Никифор подошел к ней еще ближе, хотел взять за руку, но Бараниха брезгливо отодвинулась в сторону.

— Не скажу, — бросила через плечо.

Тогда он, не оглядываясь, подлетел к коню, вскочил на него и помчался по Галичской дороге.

Взволнованная Ольга молча прижимала Лелюка к груди и самозабвенно целовала. А он тянулся ручками к ее лицу, хватал в кулачки растрепанные волосы матери.

— Что молчишь? — Бараниха ласково толкнула Ольгу. — Испугалась?

— Испугалась! — ответила Ольга и сквозь слезы улыбнулась.

— Все уже прошло, — успокоила ее Бараниха. — А было страшно. Я все видела. Как ты упала, и как он, словно уж, подполз, и как ты ударила его — все видела.
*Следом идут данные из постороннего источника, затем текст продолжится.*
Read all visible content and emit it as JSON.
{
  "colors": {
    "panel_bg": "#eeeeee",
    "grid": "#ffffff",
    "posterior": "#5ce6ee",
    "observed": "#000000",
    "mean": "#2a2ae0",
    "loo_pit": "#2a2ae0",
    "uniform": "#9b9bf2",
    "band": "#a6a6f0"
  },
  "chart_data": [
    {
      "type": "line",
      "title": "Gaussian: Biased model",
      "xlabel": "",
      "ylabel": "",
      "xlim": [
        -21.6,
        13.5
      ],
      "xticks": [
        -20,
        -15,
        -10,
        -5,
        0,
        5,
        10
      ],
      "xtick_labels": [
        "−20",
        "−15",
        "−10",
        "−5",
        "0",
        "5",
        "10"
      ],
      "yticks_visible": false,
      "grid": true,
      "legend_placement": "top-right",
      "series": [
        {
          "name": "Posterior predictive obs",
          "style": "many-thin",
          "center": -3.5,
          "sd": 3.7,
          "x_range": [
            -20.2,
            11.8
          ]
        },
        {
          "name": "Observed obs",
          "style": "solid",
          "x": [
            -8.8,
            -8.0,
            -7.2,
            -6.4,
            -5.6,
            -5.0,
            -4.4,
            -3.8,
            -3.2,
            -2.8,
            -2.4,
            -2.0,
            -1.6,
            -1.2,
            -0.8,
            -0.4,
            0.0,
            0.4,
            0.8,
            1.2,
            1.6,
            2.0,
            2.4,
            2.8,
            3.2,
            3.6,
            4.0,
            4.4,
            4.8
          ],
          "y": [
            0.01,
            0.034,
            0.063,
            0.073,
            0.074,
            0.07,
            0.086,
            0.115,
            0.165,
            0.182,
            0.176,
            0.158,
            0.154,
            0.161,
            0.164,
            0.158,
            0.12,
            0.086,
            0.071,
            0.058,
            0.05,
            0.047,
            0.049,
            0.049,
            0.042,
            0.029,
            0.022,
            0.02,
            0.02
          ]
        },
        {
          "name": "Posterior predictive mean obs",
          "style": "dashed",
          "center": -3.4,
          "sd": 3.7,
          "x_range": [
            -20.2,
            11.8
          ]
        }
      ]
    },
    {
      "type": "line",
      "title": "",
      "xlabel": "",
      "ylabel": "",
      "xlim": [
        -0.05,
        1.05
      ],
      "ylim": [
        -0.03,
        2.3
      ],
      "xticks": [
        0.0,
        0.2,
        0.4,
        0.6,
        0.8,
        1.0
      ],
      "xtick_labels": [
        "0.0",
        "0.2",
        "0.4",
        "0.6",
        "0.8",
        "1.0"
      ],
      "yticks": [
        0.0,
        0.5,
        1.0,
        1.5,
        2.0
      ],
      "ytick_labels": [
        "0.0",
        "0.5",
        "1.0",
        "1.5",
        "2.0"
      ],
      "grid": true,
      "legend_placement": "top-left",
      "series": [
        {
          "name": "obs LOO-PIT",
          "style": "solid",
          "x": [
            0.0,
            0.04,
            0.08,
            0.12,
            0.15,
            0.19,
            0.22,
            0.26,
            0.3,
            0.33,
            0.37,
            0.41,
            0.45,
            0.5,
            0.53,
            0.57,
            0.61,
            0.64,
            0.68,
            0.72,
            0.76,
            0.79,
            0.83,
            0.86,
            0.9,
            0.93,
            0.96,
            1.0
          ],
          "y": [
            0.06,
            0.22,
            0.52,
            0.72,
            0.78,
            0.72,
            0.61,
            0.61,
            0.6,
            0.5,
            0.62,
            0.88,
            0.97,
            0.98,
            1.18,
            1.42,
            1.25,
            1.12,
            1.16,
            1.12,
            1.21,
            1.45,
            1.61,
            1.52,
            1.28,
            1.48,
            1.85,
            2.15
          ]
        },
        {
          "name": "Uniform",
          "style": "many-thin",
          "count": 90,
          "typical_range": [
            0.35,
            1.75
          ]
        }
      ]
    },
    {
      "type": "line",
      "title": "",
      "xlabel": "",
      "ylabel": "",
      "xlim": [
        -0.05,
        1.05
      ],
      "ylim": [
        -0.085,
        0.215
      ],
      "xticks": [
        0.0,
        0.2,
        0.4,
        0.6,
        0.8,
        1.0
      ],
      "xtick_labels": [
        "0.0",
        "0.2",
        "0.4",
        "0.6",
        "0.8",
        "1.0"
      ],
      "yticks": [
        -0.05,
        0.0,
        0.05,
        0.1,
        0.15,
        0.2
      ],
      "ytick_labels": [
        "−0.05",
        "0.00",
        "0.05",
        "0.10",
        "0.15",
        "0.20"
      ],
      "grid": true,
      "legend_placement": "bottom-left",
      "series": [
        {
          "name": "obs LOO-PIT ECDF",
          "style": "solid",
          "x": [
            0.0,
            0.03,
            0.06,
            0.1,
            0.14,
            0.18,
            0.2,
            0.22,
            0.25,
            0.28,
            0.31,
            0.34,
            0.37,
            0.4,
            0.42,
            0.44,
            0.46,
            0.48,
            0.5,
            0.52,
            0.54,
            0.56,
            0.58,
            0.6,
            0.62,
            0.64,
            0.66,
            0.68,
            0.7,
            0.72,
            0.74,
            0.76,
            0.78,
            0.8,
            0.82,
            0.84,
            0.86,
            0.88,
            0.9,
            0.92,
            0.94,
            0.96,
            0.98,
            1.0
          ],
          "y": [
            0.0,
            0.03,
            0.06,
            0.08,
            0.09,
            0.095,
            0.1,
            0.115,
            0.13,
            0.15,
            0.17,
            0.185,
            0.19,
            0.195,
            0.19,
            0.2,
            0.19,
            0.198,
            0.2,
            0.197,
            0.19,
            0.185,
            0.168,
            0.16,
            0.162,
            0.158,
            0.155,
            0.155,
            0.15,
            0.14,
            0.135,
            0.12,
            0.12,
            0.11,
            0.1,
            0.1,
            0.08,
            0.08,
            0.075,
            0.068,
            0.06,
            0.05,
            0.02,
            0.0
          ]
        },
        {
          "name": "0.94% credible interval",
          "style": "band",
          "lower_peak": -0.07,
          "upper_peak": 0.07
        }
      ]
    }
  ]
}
— О том, что будет, я и не подумала. Такое зло взяло, я и размахнулась… Противный слизняк! — оправдывалась Ольга.

— Не будут казнить, а ведь могли бы… — Бараниха взяла ее за руку. — Забрали бы, сыночек, твою маму, и не увидел бы ты ее больше. — Она пошлепала Лелюка по щечке. — Не будут казнить, Ольга. Я против этого знаю лекарство. Видали? Сразу удрал, как лиса. Жена ведь его толчет, как просо в ступе. Бьет и плакать не дает. А он такой гнилой сморчок, а к женщинам лезет. Сколько их плакало от него… Ох, что же это мы, — всполошилась Бараниха, — надо жать, а то угостят плетью по спине.

Женщины быстро разбежались по своим местам. Ольга уложила Лелюка под стогом, нажевала черного хлеба, завязала в тряпочку и дала ребенку. Лелюк, схватив тряпочку руками, начал жадно сосать.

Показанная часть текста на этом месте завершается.